The Coal and the Tongue
The tradition says that Moses reached for the gold. He knew what it was. He was already, at three, drawn toward the crown and what it represented. An angel redirected his hand to the coals, and Moses grabbed the burning coal and put it in his mouth. He burned his tongue. He carried that impediment for the rest of his life, the hesitancy of speech that he would later describe to God at the burning bush when God told him to go speak to Pharaoh.
This is why Moses told God he was not a man of words. The coal that saved his life at three had taken something from him that never fully healed. The test that was meant to establish his innocence had left a permanent mark. Pharaoh, convinced by the test, let the child live. But the test cost Moses the easy eloquence that leadership usually demands.
Amram in the Palace
The Book of Jasher's account of the period before Moses's birth adds another layer. Jochebed was 126 years old when she and Amram married, a detail that the text presents without commentary as simply the condition of Israelite lives under the compression of Egyptian oppression. Their first child was Miriam, named for the bitterness of that moment in Israel's history. Their second was Aaron, born when the decrees were reaching new severity.
Then came the decree that drowned boys.
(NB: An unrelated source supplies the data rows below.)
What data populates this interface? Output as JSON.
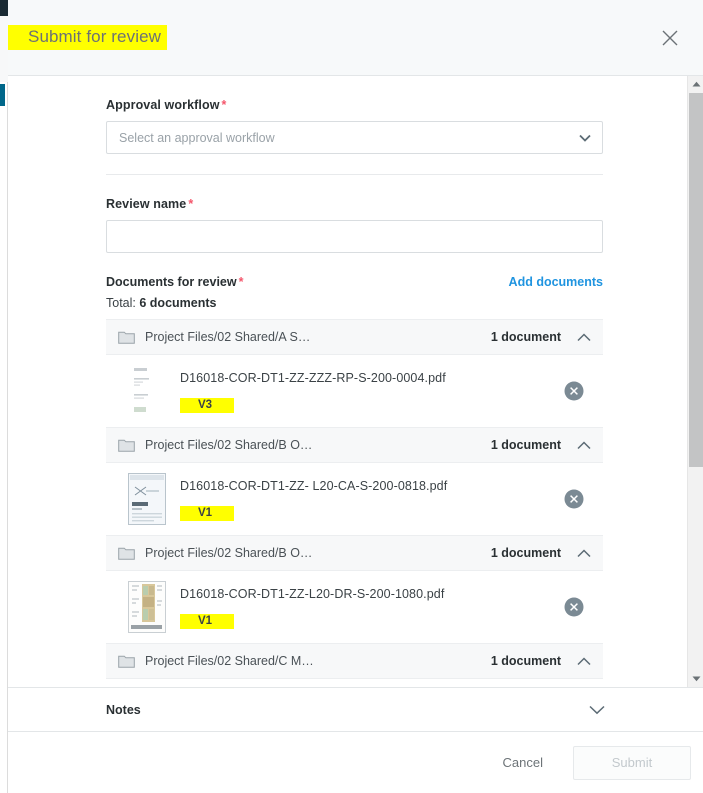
{
  "header": {
    "title": "Submit for review",
    "close_icon": "close-icon"
  },
  "form": {
    "approval_workflow": {
      "label": "Approval workflow",
      "required_marker": "*",
      "placeholder": "Select an approval workflow",
      "value": "",
      "chevron_icon": "chevron-down-icon"
    },
    "review_name": {
      "label": "Review name",
      "required_marker": "*",
      "placeholder": "",
      "value": ""
    }
  },
  "documents": {
    "label": "Documents for review",
    "required_marker": "*",
    "add_link": "Add documents",
    "total_prefix": "Total:",
    "total_value": "6 documents",
    "groups": [
      {
        "folder": "Project Files/02 Shared/A S…",
        "count": "1 document",
        "collapse_icon": "chevron-up-icon",
        "files": [
          {
            "name": "D16018-COR-DT1-ZZ-ZZZ-RP-S-200-0004.pdf",
            "version": "V3",
            "thumbnail": "text-document-thumbnail",
            "remove_icon": "remove-circle-icon"
          }
        ]
      },
      {
        "folder": "Project Files/02 Shared/B O…",
        "count": "1 document",
        "collapse_icon": "chevron-up-icon",
        "files": [
          {
            "name": "D16018-COR-DT1-ZZ- L20-CA-S-200-0818.pdf",
            "version": "V1",
            "thumbnail": "chart-document-thumbnail",
            "remove_icon": "remove-circle-icon"
          }
        ]
      },
      {
        "folder": "Project Files/02 Shared/B O…",
        "count": "1 document",
        "collapse_icon": "chevron-up-icon",
        "files": [
          {
            "name": "D16018-COR-DT1-ZZ-L20-DR-S-200-1080.pdf",
            "version": "V1",
            "thumbnail": "drawing-document-thumbnail",
            "remove_icon": "remove-circle-icon"
          }
        ]
      },
      {
        "folder": "Project Files/02 Shared/C M…",
        "count": "1 document",
        "collapse_icon": "chevron-up-icon",
        "files": []
      }
    ]
  },
  "notes": {
    "label": "Notes",
    "expand_icon": "chevron-down-icon"
  },
  "footer": {
    "cancel_label": "Cancel",
    "submit_label": "Submit",
    "submit_disabled": true
  },
  "colors": {
    "accent_link": "#1f94e0",
    "required": "#f4566b",
    "highlight": "#ffff00",
    "rail_accent": "#00678a",
    "header_bg": "#f7f9fa"
  }
}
Amram, who walked the palace corridors every day and heard what was said there, must have known what was coming before it arrived. He had been present when Pilti read the Book of Signs. He understood what he was about to be living through, and why. His daughter Miriam would prophesy that the redeemer was still coming despite the decree. Amram would remarry Jochebed in response to that prophecy, and the child predicted in the Book of Signs would be born seven months later, his birth filling the house with light.